Much of the stimulus “spending” came in the form of loans, as regulators loosened the reins on banks. Beijing cut reserve requirement ratios and benchmark lending rates twice each in 2012, allowing banks to lend more and encouraging companies to borrow at the lower rates. Measuring credit expansion alone, last year’s stimulus package was likely about one-third of the massive 2008 stimulus, according to estimates by investment bank Standard Chartered.

But with stimulus comes the risk of overheating, which will likely lead Beijing to tighten fiscal and monetary policies later this year. China’s rapid growth over the last three decades has triggered bouts of high inflation, with the previous stimulus effort driving inflation to a heady 6.5% in June 2011. While the consumer price index subsided to 2.5% as of December, the recent growth in liquidity could spur a resurgence of inflation and boost the nascent recovery of home prices. Bank of America Merrill Lynch predicts that GDP growth will pick up to 8.3% in the first six months of this year before falling back to 8% in the second half, acknowledging that tighter policies could affect growth.

Beyond the headlines

What Beijing leaves out of the official figures is even more worrying than a slowdown in growth later this year. Lending, income inequality, unemployment and other less prominent indicators hint at lurking economic and societal ills that could drag down GDP in the long term. Perhaps most distressing is Beijing’s lack of progress in enacting reforms to head off these growing problems.

For example, figures on credit growth point to an alarming and unchecked rise in shadow banking, a less regulated and sometimes illegal form of non-bank lending. The share of aggregate financing that traditional banks supplied to the economy fell to a 10-year low of 55% in 2012. This indicates that state banks are losing ground to shadow banking, which services many small and medium enterprises that cannot obtain conventional loans. This less regulated form of lending could precipitate mounting, unseen bad debt (see “Danger and opportunity” on page 16). But the government has thus far avoided tough but necessary reforms that would bring SMEs into the official lending fold.

Independent statistics on China’s wealth gap indicate Beijing may be farther than it lets on from its goal of creating a vibrant middle class, one that drives a new consumer spending growth model. The Chinese Household Finance Survey (CHFS), conducted by Sichuan province’s Southwestern University of Finance and Economics, declared in December that the country’s Gini coefficient, a measure of income inequality, was an amazingly high 0.61 as of 2010. That contrasted sharply with the official 2012 figure of 0.474. (Scholars typically say any measure above 0.4 could lead to social instability and sluggish growth.) Despite the severity of the income gap, Beijing has thus far failed to issue a blueprint for income reform.
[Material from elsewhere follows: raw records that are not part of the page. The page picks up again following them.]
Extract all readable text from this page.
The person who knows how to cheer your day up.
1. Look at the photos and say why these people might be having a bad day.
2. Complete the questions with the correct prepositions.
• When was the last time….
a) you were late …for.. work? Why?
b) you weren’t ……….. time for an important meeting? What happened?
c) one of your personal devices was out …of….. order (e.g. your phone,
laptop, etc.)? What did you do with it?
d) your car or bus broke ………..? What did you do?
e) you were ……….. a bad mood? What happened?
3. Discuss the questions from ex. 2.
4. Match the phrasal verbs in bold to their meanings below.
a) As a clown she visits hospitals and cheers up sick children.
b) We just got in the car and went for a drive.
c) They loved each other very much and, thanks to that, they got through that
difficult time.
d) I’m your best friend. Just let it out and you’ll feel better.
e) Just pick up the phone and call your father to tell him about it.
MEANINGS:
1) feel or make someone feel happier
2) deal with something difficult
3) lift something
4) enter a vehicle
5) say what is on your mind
The government may even be tweaking more prominent indicators to hide underlying problems. CHFS calculated that the real unemployment rate was 8% in August, nearly twice the 4.1% official rate, indicating that the toll of China’s slowdown might be larger than thought. UBS, Goldman Sachs Group and Australia & New Zealand Banking Group expressed skepticism when China announced exports rose 14.1% in December, saying the figures did not add up with corresponding imports in East Asia, according to a Bloomberg report.

All of these examples point toward an economy that is worse off than headline GDP figures show and potentially foretell of renewed economic trouble in 2013 and beyond. Government reform could help to resolve mounting bad debt, lack of official SME financing, income inequality and flagging economic model. But such reforms appear unlikely in 2013, when China’s new government will merely be considering what to reform and amassing the political capital to institute policy changes.

Without instituting tough reforms, China’s unseen economic dysfunctions will eventually threaten to derail growth. The longer the government drags its feet, the more these factors could drag down headline GDP in the future.

Popular wisdom holds that statistics can be manipulated to prove any point. China has certainly proven that to be the case. But in the absence of needed reforms, even the ablest of statisticians won’t be able to cover up hidden problems for long.